Such, madam, is the story of the man with the golden brain.

* * * * *

Despite it's air of fantasy, this story is true from start to finish…. Throughout the world there are unfortunate people who are condemned to live by their brains, and pay in that finest of gold, blood and sweat and tears, for the least thing in life. It brings them pain every day, and then, once they tire of their suffering….

THE POET, FREDERIC MISTRAL

Last Sunday, I thought I had woken up in Montmartre. It was raining, the sky was grey, and the windmill was a miserable place to be. I dreaded staying in on such a cold, rainy day, and I felt the urge to go and cheer myself up in the company of Frédéric Mistral, the great poet who lives a few kilometres from my precious pines, in the small village of Maillane.

No sooner said than gone; my myrtle walking stick, my book of
Montaigne, a blanket, and off I went!

The fields were deserted…. Our beautiful catholic Provence gives the very earth itself a day of rest on Sundays…. The dogs are abandoned in the houses, and the farms are closed…. Here and there, was a carter's wagon with its dripping tarpaulin, an old hooded woman in a mantle like a dead leaf, mules dressed up for a gala, covered in blue and white esparto, red pompoms, and silver bells, jogging along with a cart-load of folks from the farm going to mass. Further on, there was a small boat on the irrigation canal with a fisherman casting his net from it….

There was no possibility of reading as I walked. The rain came down in bucketsful, which the tramontana then obligingly threw in your face…. I walked non-stop and after three hours I reached the small cypress woods which surround the district of Maillane and shelter it from the frightful wind.

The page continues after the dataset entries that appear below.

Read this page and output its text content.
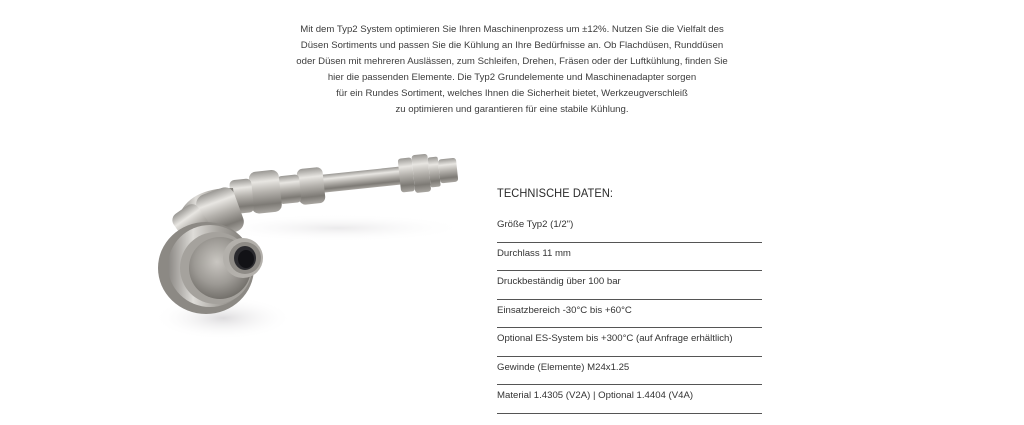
Mit dem Typ2 System optimieren Sie Ihren Maschinenprozess um ±12%. Nutzen Sie die Vielfalt des

Düsen Sortiments und passen Sie die Kühlung an Ihre Bedürfnisse an. Ob Flachdüsen, Runddüsen

oder Düsen mit mehreren Auslässen, zum Schleifen, Drehen, Fräsen oder der Luftkühlung, finden Sie

hier die passenden Elemente. Die Typ2 Grundelemente und Maschinenadapter sorgen

für ein Rundes Sortiment, welches Ihnen die Sicherheit bietet, Werkzeugverschleiß

zu optimieren und garantieren für eine stabile Kühlung.

TECHNISCHE DATEN:
Größe Typ2 (1/2")
Durchlass 11 mm
Druckbeständig über 100 bar
Einsatzbereich -30°C bis +60°C
Optional ES-System bis +300°C (auf Anfrage erhältlich)
Gewinde (Elemente) M24x1.25
Material 1.4305 (V2A) | Optional 1.4404 (V4A)
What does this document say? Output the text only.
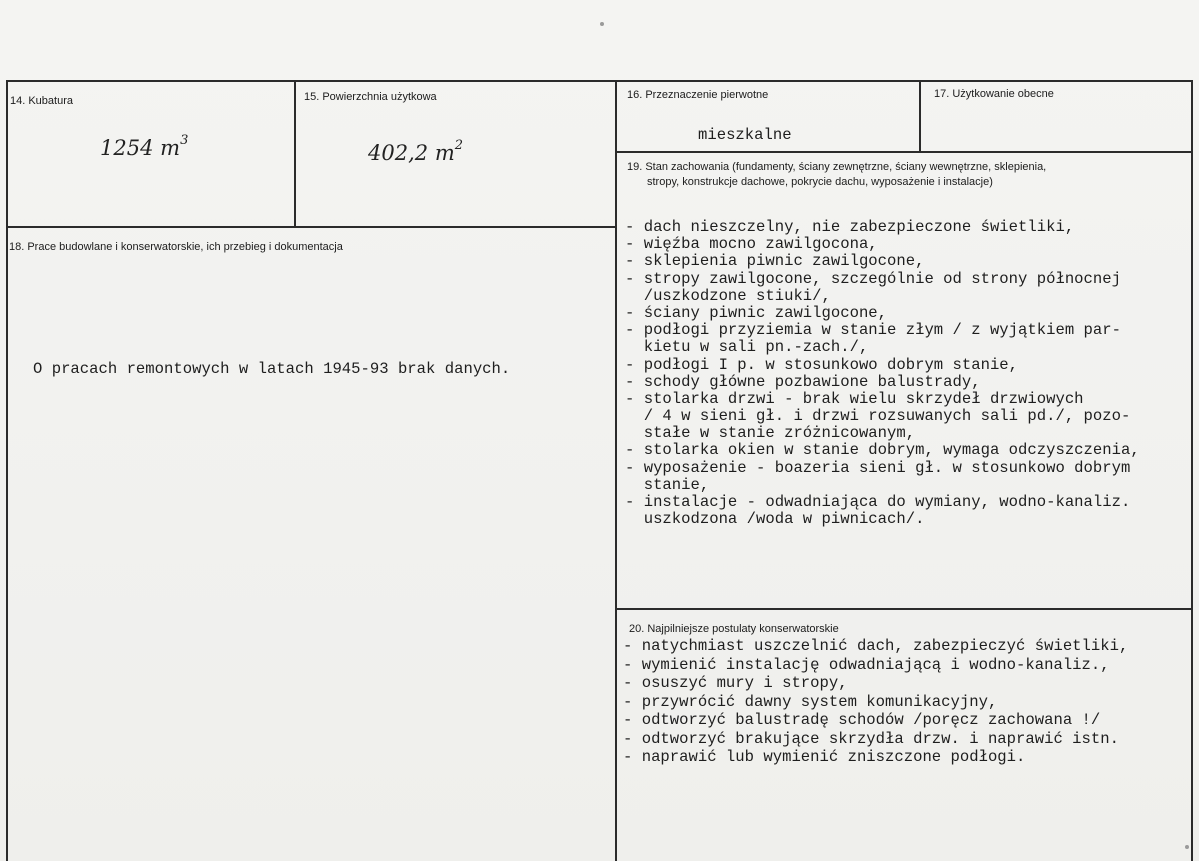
14. Kubatura
1254 $m^3$
15. Powierzchnia użytkowa
402,2 $m^2$
16. Przeznaczenie pierwotne
mieszkalne
17. Użytkowanie obecne
18. Prace budowlane i konserwatorskie, ich przebieg i dokumentacja
O pracach remontowych w latach 1945-93 brak danych.
19. Stan zachowania (fundamenty, ściany zewnętrzne, ściany wewnętrzne, sklepienia,
stropy, konstrukcje dachowe, pokrycie dachu, wyposażenie i instalacje)
- dach nieszczelny, nie zabezpieczone świetliki,
- więźba mocno zawilgocona,
- sklepienia piwnic zawilgocone,
- stropy zawilgocone, szczególnie od strony północnej
/uszkodzone stiuki/,
- ściany piwnic zawilgocone,
- podłogi przyziemia w stanie złym / z wyjątkiem par-
kietu w sali pn.-zach./,
- podłogi I p. w stosunkowo dobrym stanie,
- schody główne pozbawione balustrady,
- stolarka drzwi - brak wielu skrzydeł drzwiowych
/ 4 w sieni gł. i drzwi rozsuwanych sali pd./, pozo-
stałe w stanie zróżnicowanym,
- stolarka okien w stanie dobrym, wymaga odczyszczenia,
- wyposażenie - boazeria sieni gł. w stosunkowo dobrym
stanie,
- instalacje - odwadniająca do wymiany, wodno-kanaliz.
uszkodzona /woda w piwnicach/.
20. Najpilniejsze postulaty konserwatorskie
- natychmiast uszczelnić dach, zabezpieczyć świetliki,
- wymienić instalację odwadniającą i wodno-kanaliz.,
- osuszyć mury i stropy,
- przywrócić dawny system komunikacyjny,
- odtworzyć balustradę schodów /poręcz zachowana !/
- odtworzyć brakujące skrzydła drzw. i naprawić istn.
- naprawić lub wymienić zniszczone podłogi.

Nothing was stirring in the village streets; everybody was at high mass. As I passed in front of the church, I heard a serpent playing, and I saw candles shining through the stained glass windows. The poet's home is on the far side of the village; it's the last house on the left, on the road to Saint-Remy—it's a small single-storey house with a front garden…. I went in quietly … and saw no one. The dining room door was shut, but I could hear someone walking about and speaking loudly behind it … a voice and a step that I knew only too well….

I paused in the whitewashed corridor, with my hand on the doorknob, and feeling very emotional. My heart was thumping.—He's in. He's working. Should I wait. Wait till he's finished…. What the hell. It can't be helped. I went in.